In my view, curation and quality control of the data can be executed optimally as an integrated workflow by quality checkers, be they editors, curators or researchers, who are assisted by state-of-the art computer automation (#1 above). Indeed, once the process is clearly defined, a high level of automation can be achieved based on the application of AI-trained on the human-curated datasets. Automatic curation will be subject to professional quality checks and author-based validation through user-friendly interfaces with simple yes/no functionality (see sourcedata.embo.org).

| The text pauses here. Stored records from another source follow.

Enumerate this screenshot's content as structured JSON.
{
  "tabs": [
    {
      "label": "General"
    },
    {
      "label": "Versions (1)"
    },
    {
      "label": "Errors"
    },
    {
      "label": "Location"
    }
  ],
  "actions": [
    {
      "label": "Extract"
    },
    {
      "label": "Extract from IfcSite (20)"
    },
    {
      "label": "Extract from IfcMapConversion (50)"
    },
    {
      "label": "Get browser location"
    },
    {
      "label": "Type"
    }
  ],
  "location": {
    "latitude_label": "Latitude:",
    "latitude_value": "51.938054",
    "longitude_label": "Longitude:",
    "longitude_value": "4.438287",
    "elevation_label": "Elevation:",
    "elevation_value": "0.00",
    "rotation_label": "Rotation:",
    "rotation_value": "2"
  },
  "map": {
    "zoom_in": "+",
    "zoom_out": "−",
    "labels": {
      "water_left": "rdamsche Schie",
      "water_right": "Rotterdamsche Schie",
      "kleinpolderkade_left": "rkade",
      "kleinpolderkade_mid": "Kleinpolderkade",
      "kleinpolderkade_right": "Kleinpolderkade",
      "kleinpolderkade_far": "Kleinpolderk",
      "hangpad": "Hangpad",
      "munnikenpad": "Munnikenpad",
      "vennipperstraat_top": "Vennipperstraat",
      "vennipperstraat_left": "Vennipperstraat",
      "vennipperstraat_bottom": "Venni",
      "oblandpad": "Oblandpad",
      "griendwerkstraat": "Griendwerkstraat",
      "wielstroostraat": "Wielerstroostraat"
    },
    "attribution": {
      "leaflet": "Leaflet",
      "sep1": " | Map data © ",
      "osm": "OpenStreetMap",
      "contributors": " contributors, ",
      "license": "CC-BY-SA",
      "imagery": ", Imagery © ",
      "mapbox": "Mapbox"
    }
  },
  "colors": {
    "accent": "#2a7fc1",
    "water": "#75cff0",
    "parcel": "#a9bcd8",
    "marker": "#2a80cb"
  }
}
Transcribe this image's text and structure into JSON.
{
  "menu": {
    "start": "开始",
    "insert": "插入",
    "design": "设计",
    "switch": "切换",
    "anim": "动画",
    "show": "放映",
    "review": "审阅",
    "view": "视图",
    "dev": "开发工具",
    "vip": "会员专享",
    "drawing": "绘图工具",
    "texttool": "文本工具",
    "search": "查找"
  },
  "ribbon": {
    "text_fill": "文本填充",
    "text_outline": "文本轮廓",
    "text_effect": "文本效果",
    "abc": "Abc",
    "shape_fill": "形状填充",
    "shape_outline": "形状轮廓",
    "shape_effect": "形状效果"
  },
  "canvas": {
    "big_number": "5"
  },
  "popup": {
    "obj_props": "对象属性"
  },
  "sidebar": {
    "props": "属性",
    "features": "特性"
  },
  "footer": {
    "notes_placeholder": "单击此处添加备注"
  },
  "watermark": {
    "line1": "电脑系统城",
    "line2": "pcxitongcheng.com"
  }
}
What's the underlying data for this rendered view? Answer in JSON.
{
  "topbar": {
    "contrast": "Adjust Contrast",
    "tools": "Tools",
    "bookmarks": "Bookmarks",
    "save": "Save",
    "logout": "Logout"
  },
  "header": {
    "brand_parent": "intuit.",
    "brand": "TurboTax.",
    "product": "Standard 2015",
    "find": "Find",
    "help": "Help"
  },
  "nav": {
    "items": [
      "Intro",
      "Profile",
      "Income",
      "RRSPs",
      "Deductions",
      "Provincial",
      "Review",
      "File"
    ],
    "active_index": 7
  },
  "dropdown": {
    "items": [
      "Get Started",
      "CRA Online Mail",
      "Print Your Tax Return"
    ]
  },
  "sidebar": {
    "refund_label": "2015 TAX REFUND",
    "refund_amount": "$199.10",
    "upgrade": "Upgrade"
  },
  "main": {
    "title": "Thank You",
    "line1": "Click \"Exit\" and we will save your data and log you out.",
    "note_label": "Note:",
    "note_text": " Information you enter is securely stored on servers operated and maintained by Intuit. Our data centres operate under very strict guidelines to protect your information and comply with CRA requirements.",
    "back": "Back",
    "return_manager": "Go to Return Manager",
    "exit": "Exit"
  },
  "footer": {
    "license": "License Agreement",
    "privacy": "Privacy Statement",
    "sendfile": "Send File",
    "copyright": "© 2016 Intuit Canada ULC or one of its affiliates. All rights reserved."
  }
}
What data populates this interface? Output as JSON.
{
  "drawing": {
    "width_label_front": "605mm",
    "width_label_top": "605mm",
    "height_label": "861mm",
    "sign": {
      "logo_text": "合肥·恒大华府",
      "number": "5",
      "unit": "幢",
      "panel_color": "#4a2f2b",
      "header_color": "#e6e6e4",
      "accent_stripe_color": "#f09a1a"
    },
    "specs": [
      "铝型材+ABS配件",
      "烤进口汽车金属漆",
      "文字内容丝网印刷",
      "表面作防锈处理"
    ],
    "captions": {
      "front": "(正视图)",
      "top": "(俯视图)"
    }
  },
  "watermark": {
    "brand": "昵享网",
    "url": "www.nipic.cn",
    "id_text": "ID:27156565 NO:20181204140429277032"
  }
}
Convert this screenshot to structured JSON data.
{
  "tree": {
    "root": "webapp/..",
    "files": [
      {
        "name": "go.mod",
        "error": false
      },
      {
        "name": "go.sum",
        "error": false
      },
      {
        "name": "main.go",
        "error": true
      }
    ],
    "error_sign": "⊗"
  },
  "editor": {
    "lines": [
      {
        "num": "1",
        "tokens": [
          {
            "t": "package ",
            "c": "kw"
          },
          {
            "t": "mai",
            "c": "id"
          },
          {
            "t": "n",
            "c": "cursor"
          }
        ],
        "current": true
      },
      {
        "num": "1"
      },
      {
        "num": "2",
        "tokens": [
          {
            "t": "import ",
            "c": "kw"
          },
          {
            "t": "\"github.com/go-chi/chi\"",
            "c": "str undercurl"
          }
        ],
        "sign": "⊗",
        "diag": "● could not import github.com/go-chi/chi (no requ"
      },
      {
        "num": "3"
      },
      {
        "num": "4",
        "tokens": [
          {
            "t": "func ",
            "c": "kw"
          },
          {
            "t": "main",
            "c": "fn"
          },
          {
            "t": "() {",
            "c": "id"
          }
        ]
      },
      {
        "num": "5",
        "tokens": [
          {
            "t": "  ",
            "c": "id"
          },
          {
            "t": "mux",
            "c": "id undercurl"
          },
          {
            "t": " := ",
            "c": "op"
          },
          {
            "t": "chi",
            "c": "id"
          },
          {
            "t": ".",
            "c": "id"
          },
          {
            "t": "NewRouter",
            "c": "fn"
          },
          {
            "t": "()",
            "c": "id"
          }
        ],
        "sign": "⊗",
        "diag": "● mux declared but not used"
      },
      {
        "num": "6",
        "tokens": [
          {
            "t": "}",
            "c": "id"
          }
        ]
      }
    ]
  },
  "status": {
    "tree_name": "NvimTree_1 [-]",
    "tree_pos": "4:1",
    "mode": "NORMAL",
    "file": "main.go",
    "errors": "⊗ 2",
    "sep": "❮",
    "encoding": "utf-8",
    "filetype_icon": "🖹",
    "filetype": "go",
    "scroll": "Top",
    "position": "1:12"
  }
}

Screening for work that is meaningful and valuable to the community (#2 & 3 above) will have to be done by knowledgeable experts. This might in principle either include the established pool of senior academics who review papers – as proposed elsewhere. However, in my view we ought to tap into the pool of more junior researchers to avoid exacerbating the peer review bottleneck. There is a vast and highly capable community of experienced postdocs who would be very well placed to carry out these tasks. They would be incentivized by including this activity as a quantifiable output relevant for research assessment, or by direct financial compensation at a level that would be affordable even at high volumes (for example, 50$/manuscript). A second group might be retired academics interested in staying engaged with the community.

Integration with Journal workflows

Journals apply peer review and editorial assessment to submitted manuscripts. More progressive journals have started to apply more or less complex additional screening processes to complement peer-review. At the EMBO publications this involves in-house screening for statistics and image aberrations as well as curation. The curation step will be at least partially automated in the future and culminates in an easy to use author validation interface (for more information on the EMBO Source Data paradigm see sourcedata.embo.org ). It is imperative to avoid redundancy in such screening processes as they require significant overheads and incur delays. Many in the community are concerned about scooping, and many preprints that are posted are simultaneously submitted for publication – something journals have started to facilitate with co-submission/preprint posting functionality in their online systems. We therefore hope that the quality control and curation exercise can be applied to preprints by executing it at this point of intersection of preprints and journals.

However, for cost reasons many journals will not apply such screening processes in their workflows and to be sure not all preprints need be destined for journal publication in the first place. We should ultimately apply the screens outlined here to all preprints systematically. Once the issues of quality control, reproducibility and discoverability are addressed in preprints, they will be taken over to the published journal paper, as it represents no extra costs for the journal and the journal will not want to be less useful than the preprint to the reader. In other words, a central quality-controlled preprint server can play an important role in improving the literature at many journals. Funders could include the expenses for quality control and curation in their research awards.

Conclusions

As others have suggested on this blog, full peer review may also be applied to preprints and they may be subjects for journal clubs, as Martin Chalfie suggested at ICCB2018 this week – he reported that his lab has switched with considerable enthusiasm to doing journal club on preprints, and posts the results to the authors (he credited Francis Collins with the concept). The Company of Biologists will soon launch its own community preprint commenting platform ‘preLights’. These are all important and valuable post-posting initiatives, but what we need first and foremost is a pre-posting filtering mechanism.

Fig. 1. Quality control and data curation steps applied prior to preprint posting, integrated with the journal submission system.

Ancknowledgement: with thanks to Thomas Lemberger and Maria Leptin for suggestions.